Der Reifenhersteller Goodyear hat auf dem Autosalon in Genf den Prototyp eines intelligenten Reifens gezeigt. Dieser soll mit Hilfe von Sensoren ständig Informationen per Mobilfunk zur Cloud schicken und eine Echtzeitkommunikation mit Flottenbetreibern aufbauen. Die Sensoren sollen Daten zur Laufflächenabnutzung, Temperatur und zum Fülldruck liefern. Die Anwendung ist für Carsharing-Anbieter interessant, die dann wissen, wie lange die Reifen noch nutzbar sind und Werkstattaufenthalte präziser planen können.

"Diese Form der proaktiven Wartung macht es Flottenbetreibern möglich, reifenbezogene Unregelmäßigkeiten und mögliche Servicefälle präzise zu identifizieren und zu beheben, bevor es zu einer Reifenpanne kommt" , sagte David Anckaert, Chef der Entwicklung bei Goodyear in Deutschland.
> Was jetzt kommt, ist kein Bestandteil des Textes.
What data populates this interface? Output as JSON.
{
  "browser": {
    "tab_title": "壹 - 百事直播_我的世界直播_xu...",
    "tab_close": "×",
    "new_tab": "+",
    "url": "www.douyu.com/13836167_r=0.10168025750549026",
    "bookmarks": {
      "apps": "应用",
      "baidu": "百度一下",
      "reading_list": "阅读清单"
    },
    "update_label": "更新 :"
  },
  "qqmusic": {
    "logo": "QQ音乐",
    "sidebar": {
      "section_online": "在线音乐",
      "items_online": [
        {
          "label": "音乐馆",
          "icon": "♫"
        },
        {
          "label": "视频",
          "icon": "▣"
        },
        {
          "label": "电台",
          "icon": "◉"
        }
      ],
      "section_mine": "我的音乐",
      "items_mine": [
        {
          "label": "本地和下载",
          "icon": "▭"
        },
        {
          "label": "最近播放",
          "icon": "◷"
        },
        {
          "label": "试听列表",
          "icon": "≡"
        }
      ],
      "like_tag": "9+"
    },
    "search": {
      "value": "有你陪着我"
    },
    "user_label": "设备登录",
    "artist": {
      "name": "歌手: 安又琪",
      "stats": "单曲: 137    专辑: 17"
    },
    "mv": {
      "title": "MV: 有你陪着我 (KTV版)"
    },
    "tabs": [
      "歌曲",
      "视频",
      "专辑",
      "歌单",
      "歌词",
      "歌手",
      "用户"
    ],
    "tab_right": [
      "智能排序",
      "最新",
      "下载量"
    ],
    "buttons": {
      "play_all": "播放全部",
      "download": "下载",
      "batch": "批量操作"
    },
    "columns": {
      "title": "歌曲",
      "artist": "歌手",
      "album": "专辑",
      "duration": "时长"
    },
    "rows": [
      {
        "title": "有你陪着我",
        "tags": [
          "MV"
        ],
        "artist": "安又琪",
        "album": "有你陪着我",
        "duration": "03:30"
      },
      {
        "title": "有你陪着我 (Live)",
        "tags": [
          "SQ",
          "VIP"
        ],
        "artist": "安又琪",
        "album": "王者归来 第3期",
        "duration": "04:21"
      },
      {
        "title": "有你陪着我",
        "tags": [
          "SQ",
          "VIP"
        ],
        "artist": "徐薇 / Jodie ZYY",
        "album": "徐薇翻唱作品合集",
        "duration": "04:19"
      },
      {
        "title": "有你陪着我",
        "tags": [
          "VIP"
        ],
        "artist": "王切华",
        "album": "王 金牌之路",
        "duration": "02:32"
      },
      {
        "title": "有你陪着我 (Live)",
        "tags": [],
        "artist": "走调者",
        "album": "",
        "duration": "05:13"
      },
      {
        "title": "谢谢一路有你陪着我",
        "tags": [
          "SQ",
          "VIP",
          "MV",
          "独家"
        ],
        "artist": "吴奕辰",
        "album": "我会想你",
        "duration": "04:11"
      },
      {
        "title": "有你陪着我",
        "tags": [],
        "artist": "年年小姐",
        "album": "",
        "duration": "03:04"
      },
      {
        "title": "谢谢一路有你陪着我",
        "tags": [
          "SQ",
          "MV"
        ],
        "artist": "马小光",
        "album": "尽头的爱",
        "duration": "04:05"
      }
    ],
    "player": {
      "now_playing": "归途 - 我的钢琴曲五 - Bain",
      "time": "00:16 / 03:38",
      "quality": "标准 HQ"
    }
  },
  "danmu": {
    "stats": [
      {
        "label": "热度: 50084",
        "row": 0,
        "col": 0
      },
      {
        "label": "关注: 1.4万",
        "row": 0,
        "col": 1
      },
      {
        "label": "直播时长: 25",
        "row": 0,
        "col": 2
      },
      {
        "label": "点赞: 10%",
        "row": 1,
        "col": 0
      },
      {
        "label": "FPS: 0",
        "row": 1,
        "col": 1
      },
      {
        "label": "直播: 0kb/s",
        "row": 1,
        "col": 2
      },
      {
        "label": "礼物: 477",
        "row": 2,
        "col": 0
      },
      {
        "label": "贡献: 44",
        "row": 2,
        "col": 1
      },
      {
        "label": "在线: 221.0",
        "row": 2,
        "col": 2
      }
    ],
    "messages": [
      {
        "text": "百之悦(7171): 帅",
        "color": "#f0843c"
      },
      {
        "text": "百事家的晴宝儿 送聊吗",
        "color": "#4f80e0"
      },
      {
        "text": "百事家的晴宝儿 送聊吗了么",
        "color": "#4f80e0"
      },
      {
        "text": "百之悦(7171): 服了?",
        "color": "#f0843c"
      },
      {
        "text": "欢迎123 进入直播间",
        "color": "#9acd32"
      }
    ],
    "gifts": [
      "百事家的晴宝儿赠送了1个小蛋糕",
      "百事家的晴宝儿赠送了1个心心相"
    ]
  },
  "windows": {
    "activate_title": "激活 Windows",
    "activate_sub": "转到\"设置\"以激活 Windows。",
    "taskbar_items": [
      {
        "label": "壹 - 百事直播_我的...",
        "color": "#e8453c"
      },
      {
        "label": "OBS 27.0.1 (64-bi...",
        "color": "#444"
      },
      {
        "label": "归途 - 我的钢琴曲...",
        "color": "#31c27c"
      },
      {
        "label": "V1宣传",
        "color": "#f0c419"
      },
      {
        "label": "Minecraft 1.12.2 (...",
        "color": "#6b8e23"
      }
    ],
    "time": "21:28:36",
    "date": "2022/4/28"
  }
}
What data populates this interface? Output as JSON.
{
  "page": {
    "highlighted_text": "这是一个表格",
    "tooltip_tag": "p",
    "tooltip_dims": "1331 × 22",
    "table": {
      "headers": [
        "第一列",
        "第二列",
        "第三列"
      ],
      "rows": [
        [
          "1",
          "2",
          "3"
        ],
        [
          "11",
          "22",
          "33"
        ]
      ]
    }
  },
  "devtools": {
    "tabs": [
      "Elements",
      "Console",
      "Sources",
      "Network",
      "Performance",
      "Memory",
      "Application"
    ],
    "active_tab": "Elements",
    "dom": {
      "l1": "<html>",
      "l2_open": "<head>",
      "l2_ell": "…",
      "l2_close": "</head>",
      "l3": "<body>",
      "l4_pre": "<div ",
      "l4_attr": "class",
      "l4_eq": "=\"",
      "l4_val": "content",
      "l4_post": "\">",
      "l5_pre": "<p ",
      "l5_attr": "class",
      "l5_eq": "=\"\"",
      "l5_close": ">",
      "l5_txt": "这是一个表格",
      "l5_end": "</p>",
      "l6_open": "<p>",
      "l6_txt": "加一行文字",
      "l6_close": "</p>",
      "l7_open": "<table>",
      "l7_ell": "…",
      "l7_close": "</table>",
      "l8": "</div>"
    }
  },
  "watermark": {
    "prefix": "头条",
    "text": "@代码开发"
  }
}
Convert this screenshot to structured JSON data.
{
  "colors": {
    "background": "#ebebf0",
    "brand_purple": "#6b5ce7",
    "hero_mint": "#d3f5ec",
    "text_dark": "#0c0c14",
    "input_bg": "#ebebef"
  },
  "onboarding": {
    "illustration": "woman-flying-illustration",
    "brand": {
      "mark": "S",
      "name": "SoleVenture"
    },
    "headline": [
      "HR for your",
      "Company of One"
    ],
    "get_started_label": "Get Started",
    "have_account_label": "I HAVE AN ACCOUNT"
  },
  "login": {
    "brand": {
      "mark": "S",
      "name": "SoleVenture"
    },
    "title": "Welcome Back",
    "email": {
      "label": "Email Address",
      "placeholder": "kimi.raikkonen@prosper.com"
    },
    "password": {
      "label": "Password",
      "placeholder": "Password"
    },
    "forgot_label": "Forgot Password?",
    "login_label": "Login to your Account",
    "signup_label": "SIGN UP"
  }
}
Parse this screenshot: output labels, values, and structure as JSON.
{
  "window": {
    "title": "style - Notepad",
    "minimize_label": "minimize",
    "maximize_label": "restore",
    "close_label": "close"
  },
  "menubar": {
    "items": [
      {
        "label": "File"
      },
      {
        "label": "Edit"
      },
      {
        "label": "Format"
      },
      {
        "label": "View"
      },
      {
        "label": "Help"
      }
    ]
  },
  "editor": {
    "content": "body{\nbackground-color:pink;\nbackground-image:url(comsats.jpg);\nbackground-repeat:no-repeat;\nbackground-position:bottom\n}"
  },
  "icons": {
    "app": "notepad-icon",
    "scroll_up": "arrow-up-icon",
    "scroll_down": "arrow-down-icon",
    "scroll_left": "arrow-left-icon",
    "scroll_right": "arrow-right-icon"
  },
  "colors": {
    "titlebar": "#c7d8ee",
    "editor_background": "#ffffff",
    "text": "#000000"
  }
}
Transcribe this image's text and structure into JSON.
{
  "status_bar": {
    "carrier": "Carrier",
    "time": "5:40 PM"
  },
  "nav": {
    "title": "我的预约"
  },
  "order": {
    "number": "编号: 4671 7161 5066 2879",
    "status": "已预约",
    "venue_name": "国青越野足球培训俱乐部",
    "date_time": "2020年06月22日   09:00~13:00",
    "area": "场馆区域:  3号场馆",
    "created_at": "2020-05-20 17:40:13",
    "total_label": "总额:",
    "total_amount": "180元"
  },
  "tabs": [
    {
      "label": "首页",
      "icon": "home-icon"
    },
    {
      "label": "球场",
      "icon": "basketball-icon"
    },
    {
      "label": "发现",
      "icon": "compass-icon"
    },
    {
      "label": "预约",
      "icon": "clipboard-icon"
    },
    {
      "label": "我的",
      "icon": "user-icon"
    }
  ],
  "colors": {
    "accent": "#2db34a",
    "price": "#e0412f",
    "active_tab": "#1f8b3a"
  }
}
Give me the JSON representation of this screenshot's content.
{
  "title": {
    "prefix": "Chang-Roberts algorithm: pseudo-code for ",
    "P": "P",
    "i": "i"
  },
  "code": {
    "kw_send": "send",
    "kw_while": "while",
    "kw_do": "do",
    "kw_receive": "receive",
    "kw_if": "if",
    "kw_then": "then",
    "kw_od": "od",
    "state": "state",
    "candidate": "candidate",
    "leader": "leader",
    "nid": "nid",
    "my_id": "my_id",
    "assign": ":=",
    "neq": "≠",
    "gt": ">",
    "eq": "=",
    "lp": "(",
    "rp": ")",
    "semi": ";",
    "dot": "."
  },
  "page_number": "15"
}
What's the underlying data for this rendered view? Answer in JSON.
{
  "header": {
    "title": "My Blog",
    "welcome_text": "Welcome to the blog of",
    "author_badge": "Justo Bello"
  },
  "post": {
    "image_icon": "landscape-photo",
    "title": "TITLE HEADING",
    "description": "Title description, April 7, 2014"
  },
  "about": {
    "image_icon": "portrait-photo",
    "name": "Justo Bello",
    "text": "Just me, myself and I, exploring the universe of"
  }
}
Dem Modell des Carsharings wird ein starkes Wachstum vorausgesagt. 2015 machte die Zahl der weltweit gemeinschaftlich zurückgelegten Kilometer zwar nur vier Prozent aller gefahrenen Kilometer aus. Experten schätzen indes, dass der Anteil bis 2030 auf mehr als 25 Prozent steigen werde. Das ergab eine Studie von Morgan Stanley(öffnet im neuen Fenster) . Großen Einfluss soll das Aufkommen autonom fahrender Autos haben, die wie Taxis arbeiten: Sie holen die Fahrgäste eigenständig ab und bringen sie zum Ziel.